Since the Imus incident many black leaders are on a mission to have negative words such as nigger and hoe banned from hip-hop music. From interviews and press conferences, hip-hop is on the defense; accused of creating the negative atmosphere that surrounds our society. I believe some are spear-heading a movement without having the ultimate goal at heart. Its not the words in the music, the rapper saying it or the record label distributing it that we should be focused on primarily, but instead the use of hip-hop music to further manipulate and degrade our people is where the problem lies.

We create the music but the government controls it. This is the main reason why positive hip-hop is not in rotation on the radio and on video programs. The government wants us to continue to kill ourselves as a people, so they allow songs about drug use, liquor use and other things on radio and television hoping we will be influenced to do what “they” do. They want us to let our children dance and chant the negative choruses on some of these songs. Until we realize that this issue sits on a higher plain than the obvious, we will continually be blind-sided.

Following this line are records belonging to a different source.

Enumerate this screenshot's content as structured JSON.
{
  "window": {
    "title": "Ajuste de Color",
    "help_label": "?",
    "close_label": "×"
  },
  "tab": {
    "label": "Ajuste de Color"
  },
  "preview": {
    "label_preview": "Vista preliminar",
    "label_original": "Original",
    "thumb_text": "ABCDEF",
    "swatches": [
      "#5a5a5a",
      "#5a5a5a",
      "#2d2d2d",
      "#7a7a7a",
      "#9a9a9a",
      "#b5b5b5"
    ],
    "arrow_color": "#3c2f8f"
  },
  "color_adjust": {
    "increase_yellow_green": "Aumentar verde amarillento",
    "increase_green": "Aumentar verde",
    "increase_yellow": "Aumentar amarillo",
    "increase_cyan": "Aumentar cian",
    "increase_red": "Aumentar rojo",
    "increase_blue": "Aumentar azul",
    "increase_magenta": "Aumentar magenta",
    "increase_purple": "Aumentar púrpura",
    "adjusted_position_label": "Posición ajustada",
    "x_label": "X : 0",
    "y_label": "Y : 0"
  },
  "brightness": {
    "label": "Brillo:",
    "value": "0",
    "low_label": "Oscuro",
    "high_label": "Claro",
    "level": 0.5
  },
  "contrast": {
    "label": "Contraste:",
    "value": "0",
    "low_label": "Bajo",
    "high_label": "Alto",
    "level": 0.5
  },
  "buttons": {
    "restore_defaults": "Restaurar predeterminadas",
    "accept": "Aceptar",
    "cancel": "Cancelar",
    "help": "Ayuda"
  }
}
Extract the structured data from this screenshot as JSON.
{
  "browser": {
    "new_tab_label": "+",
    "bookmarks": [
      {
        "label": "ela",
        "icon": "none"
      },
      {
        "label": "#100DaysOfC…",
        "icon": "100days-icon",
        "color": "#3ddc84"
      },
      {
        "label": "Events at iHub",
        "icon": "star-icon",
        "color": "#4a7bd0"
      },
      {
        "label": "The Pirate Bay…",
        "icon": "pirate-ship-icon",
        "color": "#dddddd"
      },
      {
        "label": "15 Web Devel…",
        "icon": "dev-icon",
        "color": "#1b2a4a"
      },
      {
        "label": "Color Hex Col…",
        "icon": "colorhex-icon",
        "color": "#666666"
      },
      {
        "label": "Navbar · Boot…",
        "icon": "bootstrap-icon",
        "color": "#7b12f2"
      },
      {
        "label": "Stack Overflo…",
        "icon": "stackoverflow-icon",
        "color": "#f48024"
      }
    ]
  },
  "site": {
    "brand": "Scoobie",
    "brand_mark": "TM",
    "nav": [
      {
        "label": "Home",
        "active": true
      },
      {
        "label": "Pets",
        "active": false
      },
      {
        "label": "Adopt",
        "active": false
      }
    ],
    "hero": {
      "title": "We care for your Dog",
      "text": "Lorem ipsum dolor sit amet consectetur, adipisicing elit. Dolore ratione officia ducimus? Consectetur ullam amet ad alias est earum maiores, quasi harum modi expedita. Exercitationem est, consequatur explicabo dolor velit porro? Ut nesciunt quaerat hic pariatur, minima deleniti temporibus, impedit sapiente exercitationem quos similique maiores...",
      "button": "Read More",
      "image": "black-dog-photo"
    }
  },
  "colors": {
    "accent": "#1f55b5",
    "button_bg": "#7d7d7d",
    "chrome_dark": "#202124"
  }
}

But green to some is a beautiful thing; as long as money is involved it is almost impossible to get a group of people on the same page. “Here kitty kitty, say nigger and hoe in your music and I will get you platinum record sales,” that is what it comes down to. What price do you pay for ignorance? We must first look within. We are killing ourselves by allowing the system to use us, and it is evident! There is nothing hidden about it. So how can we get angry when one of our own are called out of their name when we sit back and let so much more take place?

Imus is just a drop in the bucket, I am glad he is gone but he only went down because he represented money, and when the owners of that money felt what he said could cause them to lose some of that money he was dismissed. He wasn’t fired because what he said was degrading to black people, so don’t believe it! That alone should make black people angry! Once again, the power of green changes everything.

It all comes down to the age old question “why do we call ourselves nigger but get mad when others call us that?” We must eliminate degrading our people in all forms, but as long as these negative images of racial degradation are so easily accessible, we will continue running in circles. We need to educate our households that some of the music and videos that are being played are negative and do not represent the kings and queens that we are. We must not get content or develop an attitude that “we can’t beat the system,” because the system can be beat if we come together as a collective with the same goal at heart.

Attack the problem at the root, the disease will shrivel and die.